Talking about race and racial reconciliation can be downright terrifying. No one wants to offend, and in our politically correct society, who would blame you? If you say the wrong thing, ask the wrong question, or call someone by the wrong name, will they be angry? Are you black or African American? Chinese or Asian? Hispanic, Latino, or Mexican? This is an explosive topic, and sometimes it seems that the wisest course of action is to avoid it at all costs. (16)

The truth is I think about race often these days, but I am often not sure how best to think about it, write about it, or dialogue about it. It’s scary because a wrong move could take you miles away from diversity and reconciliation. That is not what I want for myself or my church. Trillia knows this, but she believes that this is still an important conversation to have in the church today. In her new book United she has entered where many of us are fearful to tread and she sheds some light onto the path ahead. United offers the insight and inspiration many of us need to forge ahead in having these important conversations about race and diversity.

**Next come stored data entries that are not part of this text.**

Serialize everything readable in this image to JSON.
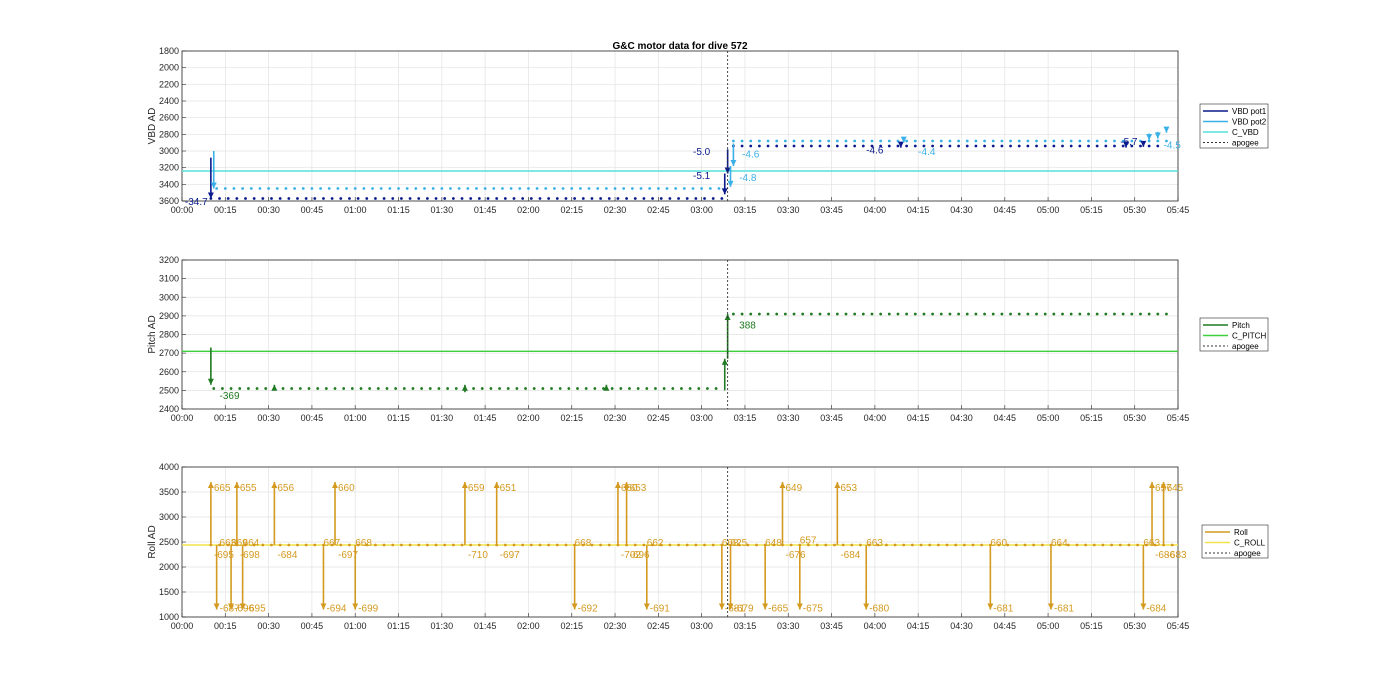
{
  "title": "G&C motor data for dive 572",
  "colors": {
    "vbd1": "#0a1a8c",
    "vbd2": "#3ab0e8",
    "cvbd": "#55e0dc",
    "pitch": "#1f7a22",
    "cpitch": "#3ecf3e",
    "roll": "#d49a20",
    "croll": "#f2e24a",
    "apogee": "#333333",
    "grid": "#e2e2e2"
  },
  "chart_data": [
    {
      "type": "scatter",
      "ylabel": "VBD AD",
      "ylim": [
        1800,
        3600
      ],
      "y_reversed": true,
      "yticks": [
        1800,
        2000,
        2200,
        2400,
        2600,
        2800,
        3000,
        3200,
        3400,
        3600
      ],
      "xlim_minutes": [
        0,
        345
      ],
      "xticks_minutes": [
        0,
        15,
        30,
        45,
        60,
        75,
        90,
        105,
        120,
        135,
        150,
        165,
        180,
        195,
        210,
        225,
        240,
        255,
        270,
        285,
        300,
        315,
        330,
        345
      ],
      "xticklabels": [
        "00:00",
        "00:15",
        "00:30",
        "00:45",
        "01:00",
        "01:15",
        "01:30",
        "01:45",
        "02:00",
        "02:15",
        "02:30",
        "02:45",
        "03:00",
        "03:15",
        "03:30",
        "03:45",
        "04:00",
        "04:15",
        "04:30",
        "04:45",
        "05:00",
        "05:15",
        "05:30",
        "05:45"
      ],
      "apogee_minutes": 189,
      "grid": true,
      "legend_position": "right",
      "legend": [
        "VBD pot1",
        "VBD pot2",
        "C_VBD",
        "apogee"
      ],
      "constant_line": {
        "name": "C_VBD",
        "value": 3240
      },
      "series": [
        {
          "name": "VBD pot1",
          "dots": {
            "from": 10,
            "to": 188,
            "step": 3,
            "value": 3570
          },
          "dots2": {
            "from": 191,
            "to": 338,
            "step": 3,
            "value": 2940
          }
        },
        {
          "name": "VBD pot2",
          "dots": {
            "from": 12,
            "to": 188,
            "step": 3,
            "value": 3450
          },
          "dots2": {
            "from": 191,
            "to": 342,
            "step": 3,
            "value": 2880
          }
        }
      ],
      "events": [
        {
          "series": "VBD pot1",
          "x": 10,
          "y0": 3080,
          "y1": 3570
        },
        {
          "series": "VBD pot2",
          "x": 11,
          "y0": 3000,
          "y1": 3450
        },
        {
          "series": "VBD pot1",
          "x": 188,
          "y0": 3270,
          "y1": 3520
        },
        {
          "series": "VBD pot1",
          "x": 189,
          "y0": 2980,
          "y1": 3270
        },
        {
          "series": "VBD pot2",
          "x": 190,
          "y0": 3180,
          "y1": 3430
        },
        {
          "series": "VBD pot2",
          "x": 191,
          "y0": 2910,
          "y1": 3180
        },
        {
          "series": "VBD pot1",
          "x": 249,
          "y0": 2920,
          "y1": 2960
        },
        {
          "series": "VBD pot2",
          "x": 250,
          "y0": 2850,
          "y1": 2900
        },
        {
          "series": "VBD pot1",
          "x": 327,
          "y0": 2920,
          "y1": 2960
        },
        {
          "series": "VBD pot1",
          "x": 333,
          "y0": 2900,
          "y1": 2950
        },
        {
          "series": "VBD pot2",
          "x": 335,
          "y0": 2790,
          "y1": 2870
        },
        {
          "series": "VBD pot2",
          "x": 338,
          "y0": 2770,
          "y1": 2850
        },
        {
          "series": "VBD pot2",
          "x": 341,
          "y0": 2730,
          "y1": 2780
        }
      ],
      "annotations": [
        {
          "text": "-34.7",
          "x": 1,
          "y": 3600,
          "color": "vbd1"
        },
        {
          "text": "-5.0",
          "x": 177,
          "y": 3000,
          "color": "vbd1"
        },
        {
          "text": "-5.1",
          "x": 177,
          "y": 3290,
          "color": "vbd1"
        },
        {
          "text": "-4.6",
          "x": 194,
          "y": 3030,
          "color": "vbd2"
        },
        {
          "text": "-4.8",
          "x": 193,
          "y": 3310,
          "color": "vbd2"
        },
        {
          "text": "-4.6",
          "x": 237,
          "y": 2980,
          "color": "vbd1"
        },
        {
          "text": "-4.4",
          "x": 255,
          "y": 3000,
          "color": "vbd2"
        },
        {
          "text": "-5.7",
          "x": 325,
          "y": 2880,
          "color": "vbd1"
        },
        {
          "text": "-4.5",
          "x": 340,
          "y": 2920,
          "color": "vbd2"
        }
      ]
    },
    {
      "type": "scatter",
      "ylabel": "Pitch AD",
      "ylim": [
        2400,
        3200
      ],
      "y_reversed": false,
      "yticks": [
        2400,
        2500,
        2600,
        2700,
        2800,
        2900,
        3000,
        3100,
        3200
      ],
      "xlim_minutes": [
        0,
        345
      ],
      "xticks_minutes": [
        0,
        15,
        30,
        45,
        60,
        75,
        90,
        105,
        120,
        135,
        150,
        165,
        180,
        195,
        210,
        225,
        240,
        255,
        270,
        285,
        300,
        315,
        330,
        345
      ],
      "xticklabels": [
        "00:00",
        "00:15",
        "00:30",
        "00:45",
        "01:00",
        "01:15",
        "01:30",
        "01:45",
        "02:00",
        "02:15",
        "02:30",
        "02:45",
        "03:00",
        "03:15",
        "03:30",
        "03:45",
        "04:00",
        "04:15",
        "04:30",
        "04:45",
        "05:00",
        "05:15",
        "05:30",
        "05:45"
      ],
      "apogee_minutes": 189,
      "grid": true,
      "legend_position": "right",
      "legend": [
        "Pitch",
        "C_PITCH",
        "apogee"
      ],
      "constant_line": {
        "name": "C_PITCH",
        "value": 2710
      },
      "series": [
        {
          "name": "Pitch",
          "dots": {
            "from": 11,
            "to": 187,
            "step": 3,
            "value": 2510
          },
          "dots2": {
            "from": 191,
            "to": 343,
            "step": 3,
            "value": 2910
          }
        }
      ],
      "events": [
        {
          "series": "Pitch",
          "x": 10,
          "y0": 2730,
          "y1": 2530
        },
        {
          "series": "Pitch",
          "x": 32,
          "y0": 2500,
          "y1": 2530
        },
        {
          "series": "Pitch",
          "x": 98,
          "y0": 2490,
          "y1": 2530
        },
        {
          "series": "Pitch",
          "x": 147,
          "y0": 2500,
          "y1": 2530
        },
        {
          "series": "Pitch",
          "x": 188,
          "y0": 2500,
          "y1": 2670
        },
        {
          "series": "Pitch",
          "x": 189,
          "y0": 2670,
          "y1": 2910
        }
      ],
      "annotations": [
        {
          "text": "-369",
          "x": 13,
          "y": 2475,
          "color": "pitch"
        },
        {
          "text": "388",
          "x": 193,
          "y": 2855,
          "color": "pitch"
        }
      ]
    },
    {
      "type": "scatter",
      "ylabel": "Roll AD",
      "ylim": [
        1000,
        4000
      ],
      "y_reversed": false,
      "yticks": [
        1000,
        1500,
        2000,
        2500,
        3000,
        3500,
        4000
      ],
      "xlim_minutes": [
        0,
        345
      ],
      "xticks_minutes": [
        0,
        15,
        30,
        45,
        60,
        75,
        90,
        105,
        120,
        135,
        150,
        165,
        180,
        195,
        210,
        225,
        240,
        255,
        270,
        285,
        300,
        315,
        330,
        345
      ],
      "xticklabels": [
        "00:00",
        "00:15",
        "00:30",
        "00:45",
        "01:00",
        "01:15",
        "01:30",
        "01:45",
        "02:00",
        "02:15",
        "02:30",
        "02:45",
        "03:00",
        "03:15",
        "03:30",
        "03:45",
        "04:00",
        "04:15",
        "04:30",
        "04:45",
        "05:00",
        "05:15",
        "05:30",
        "05:45"
      ],
      "apogee_minutes": 189,
      "grid": true,
      "legend_position": "right",
      "legend": [
        "Roll",
        "C_ROLL",
        "apogee"
      ],
      "constant_line": {
        "name": "C_ROLL",
        "value": 2440
      },
      "series": [
        {
          "name": "Roll",
          "dots": {
            "from": 10,
            "to": 343,
            "step": 3,
            "value": 2440
          }
        }
      ],
      "events": [
        {
          "series": "Roll",
          "x": 10,
          "y0": 2440,
          "y1": 3700,
          "label": "665",
          "label2": "-695"
        },
        {
          "series": "Roll",
          "x": 12,
          "y0": 2440,
          "y1": 1150,
          "label": "-687"
        },
        {
          "series": "Roll",
          "x": 17,
          "y0": 2440,
          "y1": 1150,
          "label": "-696"
        },
        {
          "series": "Roll",
          "x": 19,
          "y0": 2440,
          "y1": 3700,
          "label": "655",
          "label2": "-698"
        },
        {
          "series": "Roll",
          "x": 21,
          "y0": 2440,
          "y1": 1150,
          "label": "-695"
        },
        {
          "series": "Roll",
          "x": 32,
          "y0": 2440,
          "y1": 3700,
          "label": "656",
          "label2": "-684"
        },
        {
          "series": "Roll",
          "x": 49,
          "y0": 2440,
          "y1": 1150,
          "label": "-694"
        },
        {
          "series": "Roll",
          "x": 53,
          "y0": 2440,
          "y1": 3700,
          "label": "660",
          "label2": "-697"
        },
        {
          "series": "Roll",
          "x": 60,
          "y0": 2440,
          "y1": 1150,
          "label": "-699"
        },
        {
          "series": "Roll",
          "x": 98,
          "y0": 2440,
          "y1": 3700,
          "label": "659",
          "label2": "-710"
        },
        {
          "series": "Roll",
          "x": 109,
          "y0": 2440,
          "y1": 3700,
          "label": "651",
          "label2": "-697"
        },
        {
          "series": "Roll",
          "x": 136,
          "y0": 2440,
          "y1": 1150,
          "label": "-692"
        },
        {
          "series": "Roll",
          "x": 151,
          "y0": 2440,
          "y1": 3700,
          "label": "660",
          "label2": "-702"
        },
        {
          "series": "Roll",
          "x": 154,
          "y0": 2440,
          "y1": 3700,
          "label": "653",
          "label2": "-696"
        },
        {
          "series": "Roll",
          "x": 161,
          "y0": 2440,
          "y1": 1150,
          "label": "-691"
        },
        {
          "series": "Roll",
          "x": 187,
          "y0": 2440,
          "y1": 1150,
          "label": "-681"
        },
        {
          "series": "Roll",
          "x": 190,
          "y0": 2440,
          "y1": 1150,
          "label": "-679"
        },
        {
          "series": "Roll",
          "x": 202,
          "y0": 2440,
          "y1": 1150,
          "label": "-665"
        },
        {
          "series": "Roll",
          "x": 208,
          "y0": 2440,
          "y1": 3700,
          "label": "649",
          "label2": "-676"
        },
        {
          "series": "Roll",
          "x": 214,
          "y0": 2440,
          "y1": 1150,
          "label": "-675"
        },
        {
          "series": "Roll",
          "x": 227,
          "y0": 2440,
          "y1": 3700,
          "label": "653",
          "label2": "-684"
        },
        {
          "series": "Roll",
          "x": 237,
          "y0": 2440,
          "y1": 1150,
          "label": "-680"
        },
        {
          "series": "Roll",
          "x": 280,
          "y0": 2440,
          "y1": 1150,
          "label": "-681"
        },
        {
          "series": "Roll",
          "x": 301,
          "y0": 2440,
          "y1": 1150,
          "label": "-681"
        },
        {
          "series": "Roll",
          "x": 333,
          "y0": 2440,
          "y1": 1150,
          "label": "-684"
        },
        {
          "series": "Roll",
          "x": 336,
          "y0": 2440,
          "y1": 3700,
          "label": "657",
          "label2": "-686"
        },
        {
          "series": "Roll",
          "x": 340,
          "y0": 2440,
          "y1": 3700,
          "label": "645",
          "label2": "-683"
        }
      ],
      "annotations": [
        {
          "text": "663",
          "x": 13,
          "y": 2500,
          "color": "roll"
        },
        {
          "text": "669",
          "x": 17,
          "y": 2500,
          "color": "roll"
        },
        {
          "text": "664",
          "x": 21,
          "y": 2500,
          "color": "roll"
        },
        {
          "text": "667",
          "x": 49,
          "y": 2500,
          "color": "roll"
        },
        {
          "text": "668",
          "x": 60,
          "y": 2500,
          "color": "roll"
        },
        {
          "text": "668",
          "x": 136,
          "y": 2500,
          "color": "roll"
        },
        {
          "text": "662",
          "x": 161,
          "y": 2500,
          "color": "roll"
        },
        {
          "text": "668",
          "x": 187,
          "y": 2500,
          "color": "roll"
        },
        {
          "text": "625",
          "x": 190,
          "y": 2500,
          "color": "roll"
        },
        {
          "text": "648",
          "x": 202,
          "y": 2500,
          "color": "roll"
        },
        {
          "text": "657",
          "x": 214,
          "y": 2550,
          "color": "roll"
        },
        {
          "text": "663",
          "x": 237,
          "y": 2500,
          "color": "roll"
        },
        {
          "text": "660",
          "x": 280,
          "y": 2500,
          "color": "roll"
        },
        {
          "text": "664",
          "x": 301,
          "y": 2500,
          "color": "roll"
        },
        {
          "text": "663",
          "x": 333,
          "y": 2500,
          "color": "roll"
        }
      ]
    }
  ]
}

United is not merely a call to embrace God’s vision for diversity, as the subtitle suggests. It actually has a much more personal touch. It is Trillia’s own personal story to be “captured by God’s vision for diversity.” The general language of diversity is important, then, because this is not simply a book about black and white relations. As Trillia tells her story she reveals what diversity has looked like in her own life and how God has shaped her understanding of it. As we consider the subject through the lens of her life God can reshape our understanding of it too.